Neu-Unternehmerinnen schlage auch oft ein rauerer Wind entgegen als ihren männlichen Kollegen, so die Erfahrung von Innosuisse-Coach Paola Ghillani. «Start-up-Gründerinnen fühlen sich manchmal nicht ernst genommen. Hauptgrund dafür ist, dass Experten und Investoren eher Männer älterer Generationen sind und manche, bewusst oder unbewusst, aus einem paternalistischen Verständnis heraus mit Frauen weniger konstruktiv zusammenarbeiten.» Im schlimmsten Fall lässt sich eine Frau dadurch bereits in der Anfangsphase einer Unternehmensgründung demotivieren.

Immerhin hat sich in diesem Bereich in den vergangenen Jahren viel getan: Bei jungen Frauen seien diese Unterschiede bereits viel weniger ausgeprägt, sagt Trudi Hämmerli. «Sie sind in einer emanzipierteren Welt aufgewachsen und haben ein neues Selbst- und modernes Rollenverständnis. Für sie gibt es diese expliziten Unterschiede zwischen Mann und Frau deutlich weniger.»

 

Ein weiterer Grund für den Mangel an Unternehmerinnen sei die schwierige Vereinbarkeit von Familie und Beruf, sagt Paola Ghillani. «Die Kinder kommen genau in den Jahren, in denen man normalerweise die Energie hat, um etwas auf die Beine zu stellen.»

 

Bei einem Punkt sind sich beide Unternehmerinnen einig: Einer der Hauptgründe dafür, dass es wenige Start-up-Gründerinnen gibt, sind die fehlenden weiblichen Vorbilder, gerade in der technologischen Welt. Innosuisse hat deshalb einen Call für die Akkreditierung von weiblichen Coaches lanciert, insgesamt 7 Frauen wurden 2019 akkreditiert. «Wir brauchen und haben ja tolle Frauen, die andere inspirieren», sagt Dominique Gruhl- Bégin, Leiterin Gründerszene und Nachwuchs bei Innosuisse. «Wir müssen die Frauen dazu bringen, sich die Frage zu stellen: Was hält mich eigentlich zurück?»

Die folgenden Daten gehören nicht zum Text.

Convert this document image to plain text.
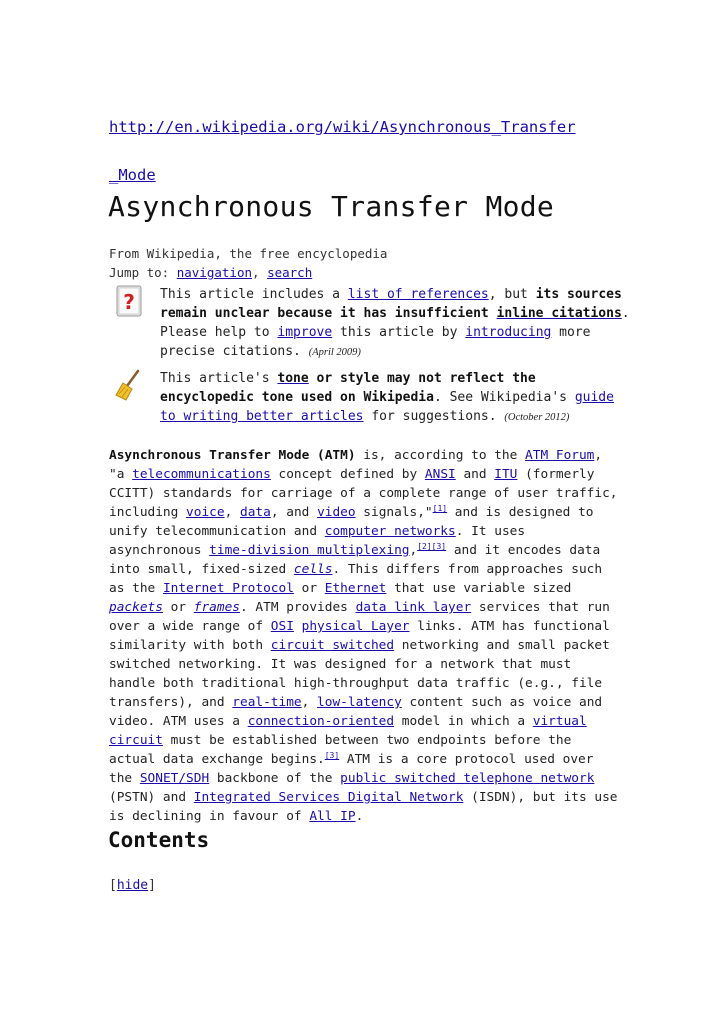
http://en.wikipedia.org/wiki/Asynchronous_Transfer
_Mode
Asynchronous Transfer Mode
From Wikipedia, the free encyclopedia
Jump to: navigation, search
? This article includes a list of references, but its sources remain unclear because it has insufficient inline citations. Please help to improve this article by introducing more precise citations. (April 2009)
This article's tone or style may not reflect the encyclopedic tone used on Wikipedia. See Wikipedia's guide to writing better articles for suggestions. (October 2012)
Asynchronous Transfer Mode (ATM) is, according to the ATM Forum, "a telecommunications concept defined by ANSI and ITU (formerly CCITT) standards for carriage of a complete range of user traffic, including voice, data, and video signals,"[1] and is designed to unify telecommunication and computer networks. It uses asynchronous time-division multiplexing,[2][3] and it encodes data into small, fixed-sized cells. This differs from approaches such as the Internet Protocol or Ethernet that use variable sized packets or frames. ATM provides data link layer services that run over a wide range of OSI physical Layer links. ATM has functional similarity with both circuit switched networking and small packet switched networking. It was designed for a network that must handle both traditional high-throughput data traffic (e.g., file transfers), and real-time, low-latency content such as voice and video. ATM uses a connection-oriented model in which a virtual circuit must be established between two endpoints before the actual data exchange begins.[3] ATM is a core protocol used over the SONET/SDH backbone of the public switched telephone network (PSTN) and Integrated Services Digital Network (ISDN), but its use is declining in favour of All IP.
Contents
[hide]
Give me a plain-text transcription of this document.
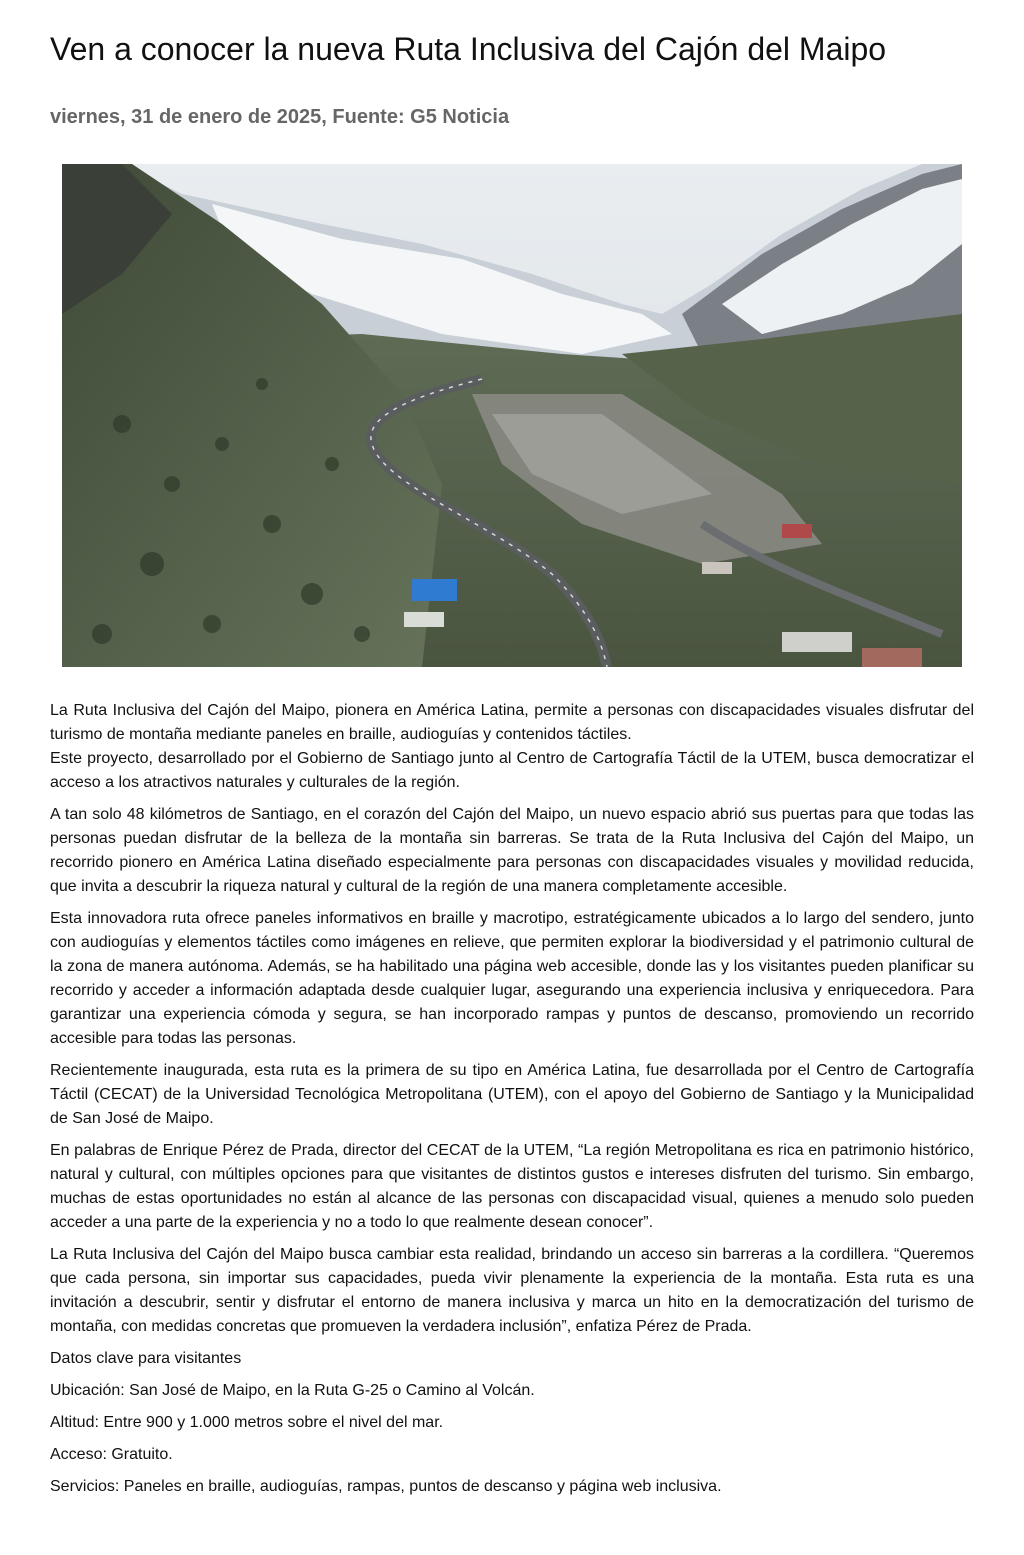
Ven a conocer la nueva Ruta Inclusiva del Cajón del Maipo
viernes, 31 de enero de 2025, Fuente: G5 Noticia

La Ruta Inclusiva del Cajón del Maipo, pionera en América Latina, permite a personas con discapacidades visuales disfrutar del turismo de montaña mediante paneles en braille, audioguías y contenidos táctiles.

Este proyecto, desarrollado por el Gobierno de Santiago junto al Centro de Cartografía Táctil de la UTEM, busca democratizar el acceso a los atractivos naturales y culturales de la región.

A tan solo 48 kilómetros de Santiago, en el corazón del Cajón del Maipo, un nuevo espacio abrió sus puertas para que todas las personas puedan disfrutar de la belleza de la montaña sin barreras. Se trata de la Ruta Inclusiva del Cajón del Maipo, un recorrido pionero en América Latina diseñado especialmente para personas con discapacidades visuales y movilidad reducida, que invita a descubrir la riqueza natural y cultural de la región de una manera completamente accesible.

Esta innovadora ruta ofrece paneles informativos en braille y macrotipo, estratégicamente ubicados a lo largo del sendero, junto con audioguías y elementos táctiles como imágenes en relieve, que permiten explorar la biodiversidad y el patrimonio cultural de la zona de manera autónoma. Además, se ha habilitado una página web accesible, donde las y los visitantes pueden planificar su recorrido y acceder a información adaptada desde cualquier lugar, asegurando una experiencia inclusiva y enriquecedora. Para garantizar una experiencia cómoda y segura, se han incorporado rampas y puntos de descanso, promoviendo un recorrido accesible para todas las personas.

Recientemente inaugurada, esta ruta es la primera de su tipo en América Latina, fue desarrollada por el Centro de Cartografía Táctil (CECAT) de la Universidad Tecnológica Metropolitana (UTEM), con el apoyo del Gobierno de Santiago y la Municipalidad de San José de Maipo.

En palabras de Enrique Pérez de Prada, director del CECAT de la UTEM, “La región Metropolitana es rica en patrimonio histórico, natural y cultural, con múltiples opciones para que visitantes de distintos gustos e intereses disfruten del turismo. Sin embargo, muchas de estas oportunidades no están al alcance de las personas con discapacidad visual, quienes a menudo solo pueden acceder a una parte de la experiencia y no a todo lo que realmente desean conocer”.

La Ruta Inclusiva del Cajón del Maipo busca cambiar esta realidad, brindando un acceso sin barreras a la cordillera. “Queremos que cada persona, sin importar sus capacidades, pueda vivir plenamente la experiencia de la montaña. Esta ruta es una invitación a descubrir, sentir y disfrutar el entorno de manera inclusiva y marca un hito en la democratización del turismo de montaña, con medidas concretas que promueven la verdadera inclusión”, enfatiza Pérez de Prada.

Datos clave para visitantes

Ubicación: San José de Maipo, en la Ruta G-25 o Camino al Volcán.

Altitud: Entre 900 y 1.000 metros sobre el nivel del mar.

Acceso: Gratuito.

Servicios: Paneles en braille, audioguías, rampas, puntos de descanso y página web inclusiva.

Gründerinnen tut es gut, unter sich zu bleiben. Dies zeigt sich am Beispiel von Irland: 2012 waren bei einem Pitching von insgesamt 100 Bewerbern nur sieben weiblich. «Die irische Behörde organisierte darauf einen Pitch-Event nur für Frauen», erzählt Trudi Hämmerli. Und plötzlich meldeten sich 50 Frauen mit ihren Geschäftsideen. «Unter sich haben Frauen offenbar ein grösseres Selbstwertgefühl und mehr Mut.»

Eine weitere Massnahme ist der Aufbau von frauenspezifischen Netzwerken: Vielen Gründerinnen fehle es an nötigen Beziehungen, so Hämmerli. «Es ist wichtig, dass Frauen merken, es gibt noch andere, ich bin nicht alleine.» Aus diesem Grund unterstützte Innosuisse 2019 beispielsweise das Female Innovation Forum als Partnerin. An diesem Anlass treffen sich Innovatorinnen, Investorinnen, Gründerinnen, Netzwerkerinnen sowie Business Angels und teilen ihr Wissen.

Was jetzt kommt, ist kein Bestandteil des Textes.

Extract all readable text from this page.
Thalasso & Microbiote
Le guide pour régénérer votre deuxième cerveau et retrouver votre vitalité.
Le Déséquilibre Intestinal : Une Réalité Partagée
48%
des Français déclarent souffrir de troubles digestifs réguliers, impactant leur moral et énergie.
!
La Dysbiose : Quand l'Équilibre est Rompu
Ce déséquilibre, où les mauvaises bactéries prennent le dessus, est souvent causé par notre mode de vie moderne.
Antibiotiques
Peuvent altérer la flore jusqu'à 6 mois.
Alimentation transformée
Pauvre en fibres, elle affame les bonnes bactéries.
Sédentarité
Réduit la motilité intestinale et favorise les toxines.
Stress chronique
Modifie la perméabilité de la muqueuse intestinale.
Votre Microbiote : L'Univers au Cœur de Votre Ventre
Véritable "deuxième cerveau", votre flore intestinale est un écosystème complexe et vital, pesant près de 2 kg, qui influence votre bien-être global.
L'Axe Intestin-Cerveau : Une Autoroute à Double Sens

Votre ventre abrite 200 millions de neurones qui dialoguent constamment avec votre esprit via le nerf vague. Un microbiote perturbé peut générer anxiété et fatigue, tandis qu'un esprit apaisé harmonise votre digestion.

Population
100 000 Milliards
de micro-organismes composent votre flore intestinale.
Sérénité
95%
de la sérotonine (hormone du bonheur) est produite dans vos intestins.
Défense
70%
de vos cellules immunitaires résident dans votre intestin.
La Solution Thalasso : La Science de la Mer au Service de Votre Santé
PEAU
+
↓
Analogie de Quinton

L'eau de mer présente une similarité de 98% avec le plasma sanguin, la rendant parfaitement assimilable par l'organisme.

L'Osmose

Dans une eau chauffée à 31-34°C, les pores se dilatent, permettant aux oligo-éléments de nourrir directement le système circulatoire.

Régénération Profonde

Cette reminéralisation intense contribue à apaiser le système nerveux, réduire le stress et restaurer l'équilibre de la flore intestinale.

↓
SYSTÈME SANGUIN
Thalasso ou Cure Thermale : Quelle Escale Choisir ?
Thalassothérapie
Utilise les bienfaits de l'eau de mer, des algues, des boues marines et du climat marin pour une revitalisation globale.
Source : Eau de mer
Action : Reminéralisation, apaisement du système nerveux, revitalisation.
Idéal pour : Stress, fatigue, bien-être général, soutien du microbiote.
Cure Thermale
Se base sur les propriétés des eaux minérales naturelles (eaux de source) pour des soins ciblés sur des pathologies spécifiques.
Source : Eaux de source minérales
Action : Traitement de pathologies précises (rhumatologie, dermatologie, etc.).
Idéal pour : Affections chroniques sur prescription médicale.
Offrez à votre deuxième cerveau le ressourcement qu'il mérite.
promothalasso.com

Innosuisse will ihre Förderung künftig noch mehr auch auf andere Zielgruppen ausweiten. Zum Beispiel auf Frauen in der zweiten Lebenshälfte. «Viele erfahrene Berufsleute verspüren Lust, für den Rest ihrer beruflichen Laufbahn neue Wege einzuschlagen. Sie bringen dafür nicht nur eine hohe Motivation, sondern auch viel relevante Erfahrung mit», heisst es im Mehrjahresprogramm 2021–2024.

 

Zusätzlich soll die Sensibilisierung fürs Unternehmertum schon früher, nämlich bereits ab der Sekundarstufe, beginnen. «Wir möchten unbedingt junge Frauen fürs Unternehmertum begeistern», sagt Dominique Gruhl-Bégin. «Ich glaube daran, dass die Generation Z und die Millennials mit ihrem Selbstbewusstsein etwas in der Gesellschaft, in der Wirtschaft und in der Politik verändern werden können.»